Year 2: Clustering based on comorbidity patterns, application of latent class analysis (and other methods) to cross-sectional snapshot of all accumulated events and relating back to outcomes (drug exposure, remission status, etc.).
Year 3: Longitudinal analysis of morbidity patterns - identifying disease/adverse event sequences using ML approaches; write up and submit PhD
This PhD would be attractive to candidates with experience and training in data science, and also for those from an epidemiological or statistical background looking to increase their knowledge and experience in data science. Applicants are expected to hold, or about to obtain, a minimum upper second class undergraduate degree (or equivalent) in epidemiology, statistics, data science, computing or other related field. A Masters degree in a relevant subject and/or experience in a related subject area/discipline is desirable.
Applicants must have obtained, or be about to obtain, at least an upper second class honours degree (or equivalent) in a relevant subject.

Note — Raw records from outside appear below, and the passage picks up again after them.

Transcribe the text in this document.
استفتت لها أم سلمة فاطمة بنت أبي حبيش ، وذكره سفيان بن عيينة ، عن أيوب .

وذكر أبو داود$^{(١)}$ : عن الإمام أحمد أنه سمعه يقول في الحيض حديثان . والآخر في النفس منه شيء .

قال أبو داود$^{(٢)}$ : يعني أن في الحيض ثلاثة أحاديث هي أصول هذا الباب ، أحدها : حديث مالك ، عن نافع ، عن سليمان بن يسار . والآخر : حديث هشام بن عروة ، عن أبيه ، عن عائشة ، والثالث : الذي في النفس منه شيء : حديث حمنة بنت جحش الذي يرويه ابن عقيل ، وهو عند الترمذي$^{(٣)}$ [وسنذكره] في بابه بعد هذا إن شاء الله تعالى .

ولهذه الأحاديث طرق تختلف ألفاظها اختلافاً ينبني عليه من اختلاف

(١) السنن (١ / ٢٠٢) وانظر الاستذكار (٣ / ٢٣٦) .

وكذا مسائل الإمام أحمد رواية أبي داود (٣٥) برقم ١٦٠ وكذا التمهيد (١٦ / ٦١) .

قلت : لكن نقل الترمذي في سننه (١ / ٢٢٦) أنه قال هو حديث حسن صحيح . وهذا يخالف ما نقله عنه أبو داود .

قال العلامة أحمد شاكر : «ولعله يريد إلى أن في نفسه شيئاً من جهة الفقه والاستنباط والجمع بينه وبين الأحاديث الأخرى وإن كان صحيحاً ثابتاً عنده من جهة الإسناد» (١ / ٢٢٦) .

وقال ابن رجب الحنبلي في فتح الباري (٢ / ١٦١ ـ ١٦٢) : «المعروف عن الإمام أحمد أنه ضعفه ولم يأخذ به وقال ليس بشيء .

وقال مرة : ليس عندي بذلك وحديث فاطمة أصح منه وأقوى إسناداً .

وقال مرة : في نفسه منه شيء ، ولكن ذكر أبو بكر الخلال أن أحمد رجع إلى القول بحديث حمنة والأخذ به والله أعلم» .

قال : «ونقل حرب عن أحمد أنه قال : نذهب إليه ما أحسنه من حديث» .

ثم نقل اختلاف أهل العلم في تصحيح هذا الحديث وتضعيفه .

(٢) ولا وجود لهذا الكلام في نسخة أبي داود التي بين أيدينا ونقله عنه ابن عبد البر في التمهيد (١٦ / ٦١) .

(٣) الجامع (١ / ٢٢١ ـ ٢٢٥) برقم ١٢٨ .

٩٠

UK applicants interested in this project should make direct contact with the Primary Supervisor to arrange to discuss the project further as soon as possible. International applicants (including EU nationals) must ensure they meet the academic eligibility criteria (including English Language) as outlined before contacting potential supervisors to express an interest in their project. Eligibility can be checked via the University Country Specific information page (https://www.manchester.ac.uk/study/international/country-specific-information/).
If your country is not listed you must contact the Doctoral Academy Admissions Team providing a detailed CV (to include academic qualifications - stating degree classification(s) and dates awarded) and relevant transcripts.
Following the review of your qualifications and with support from potential supervisor(s), you will be informed whether you can submit a formal online application.
To be considered for this project you MUST submit a formal online application form - full details on how to apply can be found on the MRC Doctoral Training Partnership (DTP) website http://www.manchester.ac.uk/mrcdtpstudentships
Applicants will be required to address the following.
- Why do you want to do a PhD?
- In terms of personality and temperament, why do you believe you're suitable for doing a PhD and describe any experience that demonstrates your capacity to conduct research?
- How did you become interested in the ideas you mentioned in your research proposal?
- Outline the objectives of your research and explain the importance of this research in the context of your current knowledge?
- From your degree transcript what was your best and worst unit and why?
- What was your favourite unit and why?
- What was the most difficult part of your final year project and how did you overcome it?
- Describe how you have helped another with their learning either informally or formally or any service or leadership roles you might have had including extracurricular activities.
- Describe any community activities that you have been part of; such as hackathons, societies related to academics, or other extracurricular community activities for which you have participated in.
- How do you see your future after the PhD?